P. ROSTOLL
El debate político para el congreso que el PSPV celebrará en septiembre lleva camino de rebajar el rojo que ha simbolizado los valores del partido y convertirlo en un diluido fucsia. Los socialistas valencianos apuestan por reorientar su estrategia y mirar hacia el centro para disputarle esa bolsa de votos al PP, según se desprende de la ponencia marco que fue presentada ayer. El documento, que habla más del centro político que de la izquierda, simboliza la "refundación" de la organización en el cambio de siglas que llevará al partido a enterrar el nombre de PSPV y sustituirlo por el de PSCV; y considera que su espacio natural es el "valencianismo".

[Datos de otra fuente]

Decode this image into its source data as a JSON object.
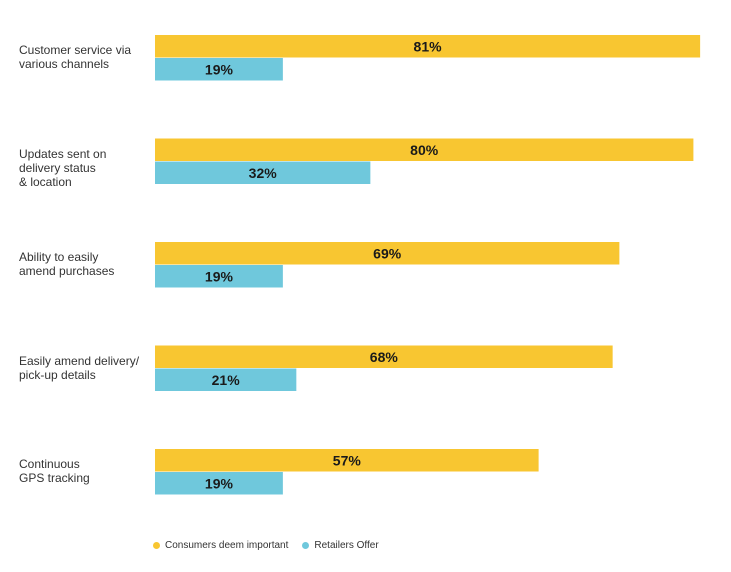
{
  "chart_data": {
    "type": "bar",
    "orientation": "horizontal",
    "categories": [
      "Customer service via\nvarious channels",
      "Updates sent on\ndelivery status\n& location",
      "Ability to easily\namend purchases",
      "Easily amend delivery/\npick-up details",
      "Continuous\nGPS tracking"
    ],
    "series": [
      {
        "name": "Consumers deem important",
        "color": "#f8c631",
        "values": [
          81,
          80,
          69,
          68,
          57
        ],
        "labels": [
          "81%",
          "80%",
          "69%",
          "68%",
          "57%"
        ]
      },
      {
        "name": "Retailers Offer",
        "color": "#6fc8dc",
        "values": [
          19,
          32,
          19,
          21,
          19
        ],
        "labels": [
          "19%",
          "32%",
          "19%",
          "21%",
          "19%"
        ]
      }
    ],
    "xlim": [
      0,
      100
    ],
    "grid": false,
    "legend_position": "bottom-left"
  }
}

El texto a debate -que ahora será remitido a las agrupaciones locales para la presentación de las enmiendas- supone un intento de identificar el partido con una bolsa de votantes centristas -superior en un 10% a la media española, señalan los ponentes- que, incluso, en determinadas ocasiones han venido apoyando al PP. Los socialistas, al menos eso es lo que dijo Ángel Luna -uno de los ponentes- durante la presentación, tratarán de engancharlos con la bandera de la "regeneración democrática" que ponga fin, dicen, a un gobierno popular que puede lastrar las posibilidades de desarrollo futuro de la Comunidad. "Apostamos por acercarnos a sectores sociales que nunca nos habían mirado porque pensaban que estando en el centro nosotros éramos un partido exclusivamente de izquierdas", apuntó Luna algo sobre lo que la ponencia es clara. "Para conseguir la confianza de la mayoría, el socialismo valenciano debe abrirse a las inquietudes y demandas de ese segmento que se reconoce en el centrismo", señala el texto.

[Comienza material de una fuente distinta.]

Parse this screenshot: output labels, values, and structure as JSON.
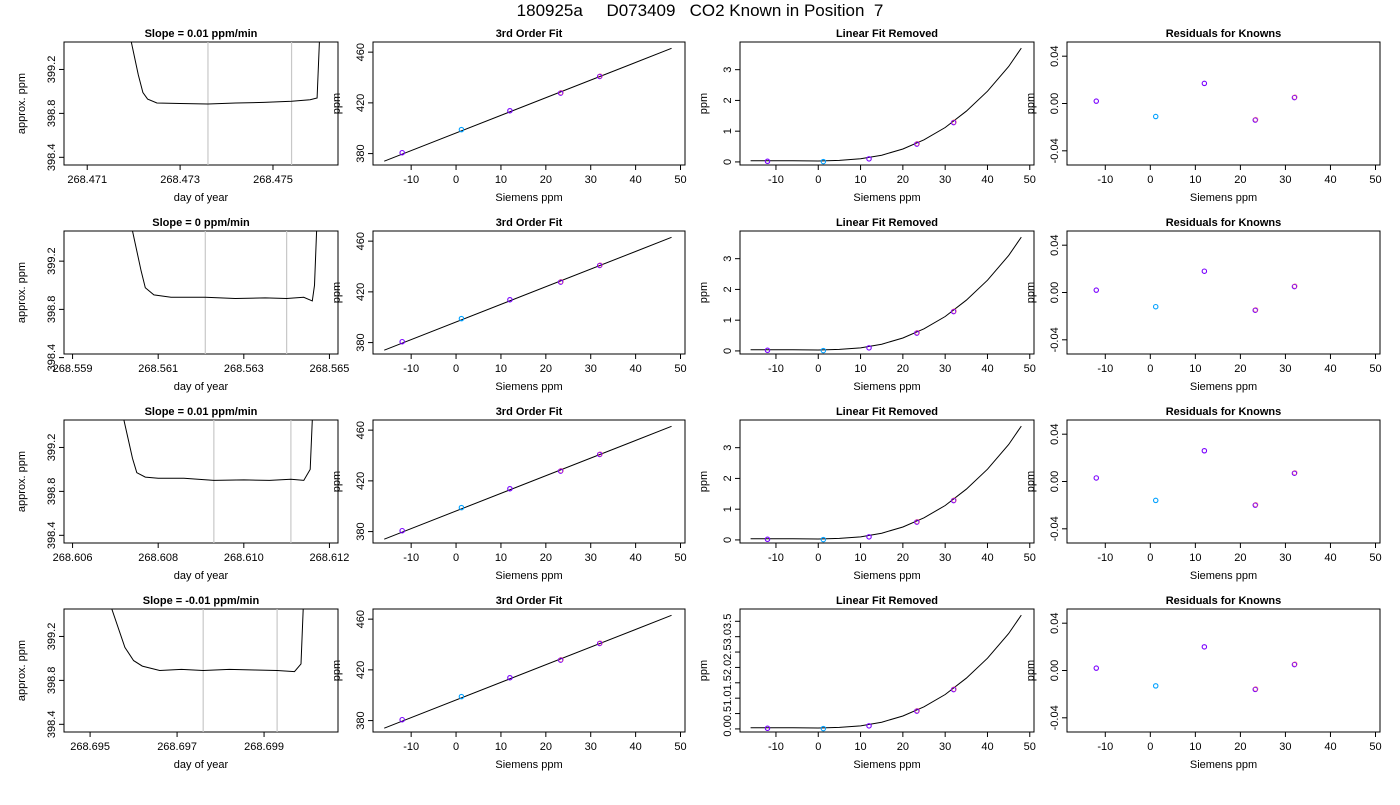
{
  "suptitle": "180925a     D073409   CO2 Known in Position  7",
  "colors": {
    "vline": "#c8c8c8",
    "trace": "#000000",
    "known_primary": "#7a00ff",
    "known_reference": "#00a0ff",
    "known_other": "#ff6060"
  },
  "chart_data": [
    {
      "type": "line",
      "title": "Slope =  0.01  ppm/min",
      "xlabel": "day of year",
      "ylabel": "approx. ppm",
      "xlim": [
        268.4705,
        268.4764
      ],
      "ylim": [
        398.33,
        399.45
      ],
      "xticks": [
        268.471,
        268.473,
        268.475
      ],
      "xtick_labels": [
        "268.471",
        "268.473",
        "268.475"
      ],
      "yticks": [
        398.4,
        398.8,
        399.2
      ],
      "ytick_labels": [
        "398.4",
        "398.8",
        "399.2"
      ],
      "vlines": [
        268.4736,
        268.4754
      ],
      "series": [
        {
          "x": [
            268.47195,
            268.4721,
            268.4722,
            268.4723,
            268.4725,
            268.473,
            268.4736,
            268.4742,
            268.4748,
            268.4754,
            268.4758,
            268.47595,
            268.476
          ],
          "y": [
            399.45,
            399.15,
            398.99,
            398.93,
            398.895,
            398.89,
            398.885,
            398.895,
            398.9,
            398.91,
            398.925,
            398.94,
            399.45
          ]
        }
      ]
    },
    {
      "type": "scatter",
      "title": "3rd Order Fit",
      "xlabel": "Siemens ppm",
      "ylabel": "ppm",
      "xlim": [
        -18.5,
        51
      ],
      "ylim": [
        371,
        468
      ],
      "xticks": [
        -10,
        0,
        10,
        20,
        30,
        40,
        50
      ],
      "xtick_labels": [
        "-10",
        "0",
        "10",
        "20",
        "30",
        "40",
        "50"
      ],
      "yticks": [
        380,
        420,
        460
      ],
      "ytick_labels": [
        "380",
        "420",
        "460"
      ],
      "fit_line": {
        "x": [
          -16,
          48
        ],
        "y": [
          374,
          463
        ]
      },
      "points": {
        "x": [
          -12,
          1.2,
          12,
          23.3,
          32
        ],
        "y": [
          380.7,
          398.9,
          413.8,
          427.7,
          440.8
        ]
      }
    },
    {
      "type": "line",
      "title": "Linear Fit Removed",
      "xlabel": "Siemens ppm",
      "ylabel": "ppm",
      "xlim": [
        -18.5,
        51
      ],
      "ylim": [
        -0.1,
        3.9
      ],
      "xticks": [
        -10,
        0,
        10,
        20,
        30,
        40,
        50
      ],
      "xtick_labels": [
        "-10",
        "0",
        "10",
        "20",
        "30",
        "40",
        "50"
      ],
      "yticks": [
        0,
        1,
        2,
        3
      ],
      "ytick_labels": [
        "0",
        "1",
        "2",
        "3"
      ],
      "curve": {
        "x": [
          -16,
          -12,
          -6,
          0,
          5,
          10,
          15,
          20,
          25,
          30,
          35,
          40,
          45,
          48
        ],
        "y": [
          0.04,
          0.04,
          0.04,
          0.03,
          0.05,
          0.1,
          0.22,
          0.42,
          0.72,
          1.12,
          1.65,
          2.3,
          3.1,
          3.7
        ]
      },
      "points": {
        "x": [
          -12,
          1.2,
          12,
          23.3,
          32
        ],
        "y": [
          0.02,
          0.01,
          0.1,
          0.58,
          1.28
        ]
      }
    },
    {
      "type": "scatter",
      "title": "Residuals for Knowns",
      "xlabel": "Siemens ppm",
      "ylabel": "ppm",
      "xlim": [
        -18.5,
        51
      ],
      "ylim": [
        -0.052,
        0.052
      ],
      "xticks": [
        -10,
        0,
        10,
        20,
        30,
        40,
        50
      ],
      "xtick_labels": [
        "-10",
        "0",
        "10",
        "20",
        "30",
        "40",
        "50"
      ],
      "yticks": [
        -0.04,
        0,
        0.04
      ],
      "ytick_labels": [
        "-0.04",
        "0.00",
        "0.04"
      ],
      "points": {
        "x": [
          -12,
          1.2,
          12,
          23.3,
          32
        ],
        "y": [
          0.002,
          -0.011,
          0.017,
          -0.014,
          0.005
        ]
      }
    },
    {
      "type": "line",
      "title": "Slope =  0  ppm/min",
      "xlabel": "day of year",
      "ylabel": "approx. ppm",
      "xlim": [
        268.5588,
        268.5652
      ],
      "ylim": [
        398.43,
        399.45
      ],
      "xticks": [
        268.559,
        268.561,
        268.563,
        268.565
      ],
      "xtick_labels": [
        "268.559",
        "268.561",
        "268.563",
        "268.565"
      ],
      "yticks": [
        398.4,
        398.8,
        399.2
      ],
      "ytick_labels": [
        "398.4",
        "398.8",
        "399.2"
      ],
      "vlines": [
        268.5621,
        268.564
      ],
      "series": [
        {
          "x": [
            268.5604,
            268.5606,
            268.5607,
            268.5609,
            268.5613,
            268.5621,
            268.5628,
            268.5635,
            268.564,
            268.5644,
            268.5646,
            268.56465,
            268.5647
          ],
          "y": [
            399.45,
            399.12,
            398.98,
            398.92,
            398.9,
            398.9,
            398.89,
            398.895,
            398.89,
            398.9,
            398.87,
            399.0,
            399.45
          ]
        }
      ]
    },
    {
      "type": "scatter",
      "title": "3rd Order Fit",
      "xlabel": "Siemens ppm",
      "ylabel": "ppm",
      "xlim": [
        -18.5,
        51
      ],
      "ylim": [
        371,
        468
      ],
      "xticks": [
        -10,
        0,
        10,
        20,
        30,
        40,
        50
      ],
      "xtick_labels": [
        "-10",
        "0",
        "10",
        "20",
        "30",
        "40",
        "50"
      ],
      "yticks": [
        380,
        420,
        460
      ],
      "ytick_labels": [
        "380",
        "420",
        "460"
      ],
      "fit_line": {
        "x": [
          -16,
          48
        ],
        "y": [
          374,
          463
        ]
      },
      "points": {
        "x": [
          -12,
          1.2,
          12,
          23.3,
          32
        ],
        "y": [
          380.7,
          398.9,
          413.8,
          427.7,
          440.8
        ]
      }
    },
    {
      "type": "line",
      "title": "Linear Fit Removed",
      "xlabel": "Siemens ppm",
      "ylabel": "ppm",
      "xlim": [
        -18.5,
        51
      ],
      "ylim": [
        -0.1,
        3.9
      ],
      "xticks": [
        -10,
        0,
        10,
        20,
        30,
        40,
        50
      ],
      "xtick_labels": [
        "-10",
        "0",
        "10",
        "20",
        "30",
        "40",
        "50"
      ],
      "yticks": [
        0,
        1,
        2,
        3
      ],
      "ytick_labels": [
        "0",
        "1",
        "2",
        "3"
      ],
      "curve": {
        "x": [
          -16,
          -12,
          -6,
          0,
          5,
          10,
          15,
          20,
          25,
          30,
          35,
          40,
          45,
          48
        ],
        "y": [
          0.04,
          0.04,
          0.04,
          0.03,
          0.05,
          0.1,
          0.22,
          0.42,
          0.72,
          1.12,
          1.65,
          2.3,
          3.1,
          3.7
        ]
      },
      "points": {
        "x": [
          -12,
          1.2,
          12,
          23.3,
          32
        ],
        "y": [
          0.02,
          0.01,
          0.1,
          0.58,
          1.28
        ]
      }
    },
    {
      "type": "scatter",
      "title": "Residuals for Knowns",
      "xlabel": "Siemens ppm",
      "ylabel": "ppm",
      "xlim": [
        -18.5,
        51
      ],
      "ylim": [
        -0.052,
        0.052
      ],
      "xticks": [
        -10,
        0,
        10,
        20,
        30,
        40,
        50
      ],
      "xtick_labels": [
        "-10",
        "0",
        "10",
        "20",
        "30",
        "40",
        "50"
      ],
      "yticks": [
        -0.04,
        0,
        0.04
      ],
      "ytick_labels": [
        "-0.04",
        "0.00",
        "0.04"
      ],
      "points": {
        "x": [
          -12,
          1.2,
          12,
          23.3,
          32
        ],
        "y": [
          0.002,
          -0.012,
          0.018,
          -0.015,
          0.005
        ]
      }
    },
    {
      "type": "line",
      "title": "Slope =  0.01  ppm/min",
      "xlabel": "day of year",
      "ylabel": "approx. ppm",
      "xlim": [
        268.6058,
        268.6122
      ],
      "ylim": [
        398.33,
        399.45
      ],
      "xticks": [
        268.606,
        268.608,
        268.61,
        268.612
      ],
      "xtick_labels": [
        "268.606",
        "268.608",
        "268.610",
        "268.612"
      ],
      "yticks": [
        398.4,
        398.8,
        399.2
      ],
      "ytick_labels": [
        "398.4",
        "398.8",
        "399.2"
      ],
      "vlines": [
        268.6093,
        268.6111
      ],
      "series": [
        {
          "x": [
            268.6072,
            268.6074,
            268.6075,
            268.6077,
            268.608,
            268.6086,
            268.6093,
            268.61,
            268.6106,
            268.6111,
            268.6114,
            268.61155,
            268.6116
          ],
          "y": [
            399.45,
            399.1,
            398.97,
            398.93,
            398.92,
            398.92,
            398.9,
            398.905,
            398.9,
            398.91,
            398.9,
            399.0,
            399.45
          ]
        }
      ]
    },
    {
      "type": "scatter",
      "title": "3rd Order Fit",
      "xlabel": "Siemens ppm",
      "ylabel": "ppm",
      "xlim": [
        -18.5,
        51
      ],
      "ylim": [
        371,
        468
      ],
      "xticks": [
        -10,
        0,
        10,
        20,
        30,
        40,
        50
      ],
      "xtick_labels": [
        "-10",
        "0",
        "10",
        "20",
        "30",
        "40",
        "50"
      ],
      "yticks": [
        380,
        420,
        460
      ],
      "ytick_labels": [
        "380",
        "420",
        "460"
      ],
      "fit_line": {
        "x": [
          -16,
          48
        ],
        "y": [
          374,
          463
        ]
      },
      "points": {
        "x": [
          -12,
          1.2,
          12,
          23.3,
          32
        ],
        "y": [
          380.7,
          398.9,
          413.8,
          427.7,
          440.8
        ]
      }
    },
    {
      "type": "line",
      "title": "Linear Fit Removed",
      "xlabel": "Siemens ppm",
      "ylabel": "ppm",
      "xlim": [
        -18.5,
        51
      ],
      "ylim": [
        -0.1,
        3.9
      ],
      "xticks": [
        -10,
        0,
        10,
        20,
        30,
        40,
        50
      ],
      "xtick_labels": [
        "-10",
        "0",
        "10",
        "20",
        "30",
        "40",
        "50"
      ],
      "yticks": [
        0,
        1,
        2,
        3
      ],
      "ytick_labels": [
        "0",
        "1",
        "2",
        "3"
      ],
      "curve": {
        "x": [
          -16,
          -12,
          -6,
          0,
          5,
          10,
          15,
          20,
          25,
          30,
          35,
          40,
          45,
          48
        ],
        "y": [
          0.04,
          0.04,
          0.04,
          0.03,
          0.05,
          0.1,
          0.22,
          0.42,
          0.72,
          1.12,
          1.65,
          2.3,
          3.1,
          3.7
        ]
      },
      "points": {
        "x": [
          -12,
          1.2,
          12,
          23.3,
          32
        ],
        "y": [
          0.02,
          0.01,
          0.1,
          0.58,
          1.28
        ]
      }
    },
    {
      "type": "scatter",
      "title": "Residuals for Knowns",
      "xlabel": "Siemens ppm",
      "ylabel": "ppm",
      "xlim": [
        -18.5,
        51
      ],
      "ylim": [
        -0.052,
        0.052
      ],
      "xticks": [
        -10,
        0,
        10,
        20,
        30,
        40,
        50
      ],
      "xtick_labels": [
        "-10",
        "0",
        "10",
        "20",
        "30",
        "40",
        "50"
      ],
      "yticks": [
        -0.04,
        0,
        0.04
      ],
      "ytick_labels": [
        "-0.04",
        "0.00",
        "0.04"
      ],
      "points": {
        "x": [
          -12,
          1.2,
          12,
          23.3,
          32
        ],
        "y": [
          0.003,
          -0.016,
          0.026,
          -0.02,
          0.007
        ]
      }
    },
    {
      "type": "line",
      "title": "Slope =  -0.01  ppm/min",
      "xlabel": "day of year",
      "ylabel": "approx. ppm",
      "xlim": [
        268.6944,
        268.7007
      ],
      "ylim": [
        398.33,
        399.45
      ],
      "xticks": [
        268.695,
        268.697,
        268.699
      ],
      "xtick_labels": [
        "268.695",
        "268.697",
        "268.699"
      ],
      "vlines": [
        268.6976,
        268.6993
      ],
      "yticks": [
        398.4,
        398.8,
        399.2
      ],
      "ytick_labels": [
        "398.4",
        "398.8",
        "399.2"
      ],
      "series": [
        {
          "x": [
            268.6955,
            268.6958,
            268.696,
            268.6962,
            268.6966,
            268.6971,
            268.6976,
            268.6982,
            268.6988,
            268.6993,
            268.6997,
            268.69985,
            268.6999
          ],
          "y": [
            399.45,
            399.1,
            398.98,
            398.93,
            398.89,
            398.9,
            398.89,
            398.9,
            398.895,
            398.89,
            398.88,
            398.95,
            399.45
          ]
        }
      ]
    },
    {
      "type": "scatter",
      "title": "3rd Order Fit",
      "xlabel": "Siemens ppm",
      "ylabel": "ppm",
      "xlim": [
        -18.5,
        51
      ],
      "ylim": [
        371,
        468
      ],
      "xticks": [
        -10,
        0,
        10,
        20,
        30,
        40,
        50
      ],
      "xtick_labels": [
        "-10",
        "0",
        "10",
        "20",
        "30",
        "40",
        "50"
      ],
      "yticks": [
        380,
        420,
        460
      ],
      "ytick_labels": [
        "380",
        "420",
        "460"
      ],
      "fit_line": {
        "x": [
          -16,
          48
        ],
        "y": [
          374,
          463
        ]
      },
      "points": {
        "x": [
          -12,
          1.2,
          12,
          23.3,
          32
        ],
        "y": [
          380.7,
          398.9,
          413.8,
          427.7,
          440.8
        ]
      }
    },
    {
      "type": "line",
      "title": "Linear Fit Removed",
      "xlabel": "Siemens ppm",
      "ylabel": "ppm",
      "xlim": [
        -18.5,
        51
      ],
      "ylim": [
        -0.1,
        3.9
      ],
      "xticks": [
        -10,
        0,
        10,
        20,
        30,
        40,
        50
      ],
      "xtick_labels": [
        "-10",
        "0",
        "10",
        "20",
        "30",
        "40",
        "50"
      ],
      "yticks": [
        0,
        0.5,
        1,
        1.5,
        2,
        2.5,
        3,
        3.5
      ],
      "ytick_labels": [
        "0.0",
        "0.5",
        "1.0",
        "1.5",
        "2.0",
        "2.5",
        "3.0",
        "3.5"
      ],
      "curve": {
        "x": [
          -16,
          -12,
          -6,
          0,
          5,
          10,
          15,
          20,
          25,
          30,
          35,
          40,
          45,
          48
        ],
        "y": [
          0.04,
          0.04,
          0.04,
          0.03,
          0.05,
          0.1,
          0.22,
          0.42,
          0.72,
          1.12,
          1.65,
          2.3,
          3.1,
          3.7
        ]
      },
      "points": {
        "x": [
          -12,
          1.2,
          12,
          23.3,
          32
        ],
        "y": [
          0.02,
          0.01,
          0.1,
          0.58,
          1.28
        ]
      }
    },
    {
      "type": "scatter",
      "title": "Residuals for Knowns",
      "xlabel": "Siemens ppm",
      "ylabel": "ppm",
      "xlim": [
        -18.5,
        51
      ],
      "ylim": [
        -0.052,
        0.052
      ],
      "xticks": [
        -10,
        0,
        10,
        20,
        30,
        40,
        50
      ],
      "xtick_labels": [
        "-10",
        "0",
        "10",
        "20",
        "30",
        "40",
        "50"
      ],
      "yticks": [
        -0.04,
        0,
        0.04
      ],
      "ytick_labels": [
        "-0.04",
        "0.00",
        "0.04"
      ],
      "points": {
        "x": [
          -12,
          1.2,
          12,
          23.3,
          32
        ],
        "y": [
          0.002,
          -0.013,
          0.02,
          -0.016,
          0.005
        ]
      }
    }
  ]
}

El símbolo de ese cambio de rumbo -"refundación", tal y como lo define la propia ponencia- es la propuesta de cambio de las siglas de la formación para pasar a denominarse Partit Socialista de la Comunitat Valenciana. Más allá de la renuncia del nombre, el texto, que ha sido supervisado por Leire Pajín, supone una evidente moderación del discurso de los socialistas valencianos para captar a empresarios, profesionales o capas medias. No sólo en el fondo -gestión privada de servicios públicos o asunción de un discurso valencianista como "espacio natural" que también reivindica el PP- sino también en las formas. La ponencia, en un total de 81 páginas, habla hasta tres veces más -31 referencias- del centro político que de la izquierda, a la que se alude sólo en 11 ocasiones. Junto a ello también hay algo de ruptura: aunque se habla de los primeros gobiernos del Consell ni siquiera se cita a Lerma. Sí a Felipe.